— Хватит, хватит! Я чувствую, что размягчаюсь, а я, как все, глупею, когда плачу… Уходи, Катрин, уходи!..

И он вывел Катрин из хижины, но на пороге встретил Консьянса.

— Вот как, — сказал Бастьен, — теперь ты меня ждешь.

— Я понимаю, что ты сделал для меня, Бастьен, просто я хотел с тобой поговорить.

— Со мной?

— С тобой.

— Со мною одним?

— С тобой одним.

— Тотчас?

— Нет, завтра, когда Мариетта будет в городе, а доктор Лекосс — у постели дедушки.

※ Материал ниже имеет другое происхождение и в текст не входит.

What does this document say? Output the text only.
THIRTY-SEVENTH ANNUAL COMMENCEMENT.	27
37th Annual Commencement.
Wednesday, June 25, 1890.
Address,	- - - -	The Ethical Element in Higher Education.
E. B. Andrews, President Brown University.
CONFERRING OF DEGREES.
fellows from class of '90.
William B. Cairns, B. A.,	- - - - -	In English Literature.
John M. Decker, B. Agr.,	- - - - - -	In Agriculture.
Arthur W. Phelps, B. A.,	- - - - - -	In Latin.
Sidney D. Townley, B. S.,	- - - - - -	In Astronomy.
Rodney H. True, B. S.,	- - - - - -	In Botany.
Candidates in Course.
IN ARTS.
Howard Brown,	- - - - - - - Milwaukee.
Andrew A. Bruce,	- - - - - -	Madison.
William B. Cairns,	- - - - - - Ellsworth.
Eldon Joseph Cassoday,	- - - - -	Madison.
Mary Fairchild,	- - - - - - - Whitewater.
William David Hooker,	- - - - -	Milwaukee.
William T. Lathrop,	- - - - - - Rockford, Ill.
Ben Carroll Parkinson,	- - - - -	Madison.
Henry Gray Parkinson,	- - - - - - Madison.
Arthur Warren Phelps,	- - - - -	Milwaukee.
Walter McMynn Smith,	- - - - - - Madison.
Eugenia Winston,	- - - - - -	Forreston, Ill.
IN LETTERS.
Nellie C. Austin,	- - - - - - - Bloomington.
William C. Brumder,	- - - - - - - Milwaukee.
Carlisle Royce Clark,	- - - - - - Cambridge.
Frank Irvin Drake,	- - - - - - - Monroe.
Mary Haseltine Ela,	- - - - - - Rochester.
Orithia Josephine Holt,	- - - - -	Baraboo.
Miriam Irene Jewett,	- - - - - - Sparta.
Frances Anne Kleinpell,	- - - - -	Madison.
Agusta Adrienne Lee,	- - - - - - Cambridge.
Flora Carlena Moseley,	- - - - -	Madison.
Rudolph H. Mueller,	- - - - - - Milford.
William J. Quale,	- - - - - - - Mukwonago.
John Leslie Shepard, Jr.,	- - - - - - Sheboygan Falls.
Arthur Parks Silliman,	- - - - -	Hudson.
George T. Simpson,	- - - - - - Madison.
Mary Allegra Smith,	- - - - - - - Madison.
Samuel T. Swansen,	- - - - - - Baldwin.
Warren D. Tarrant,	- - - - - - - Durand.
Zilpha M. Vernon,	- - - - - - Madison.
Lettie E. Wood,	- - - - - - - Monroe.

— Согласен! Я отведу лошадей соседа Матьё на водопой и буду ждать тебя за домом, у трех дубов.

— Спасибо, Бастьен.

— Ах, — сказала Катрин, уходя, — а он скрытен, этот господин Консьянс.

— Возможно, так, — возразил гусар, — но в двух передрягах он доказал мне, что он не из тех, кто распускает слухи, причиняющие людям немало беспокойства.

Для бедного семейства день прошел в обычных делах, но теперь к ним добавились слезы и новые хлопоты, вызванные болезнью папаши Каде. Однако, дав Консьянсу способность понимать язык животных, Господь, похоже, точно таким же образом наделил его даром разгадывать смысл нечленораздельной прерывистой речи старика. Стоило папаше Каде пожелать чего-либо, как его желание исполнялось. Как только его словно остекленевшие глаза поворачивались к какому-то предмету, Консьянс брал этот предмет и извлекал из него именно ту пользу для больного, какую, по всей видимости, желал для себя сам больной.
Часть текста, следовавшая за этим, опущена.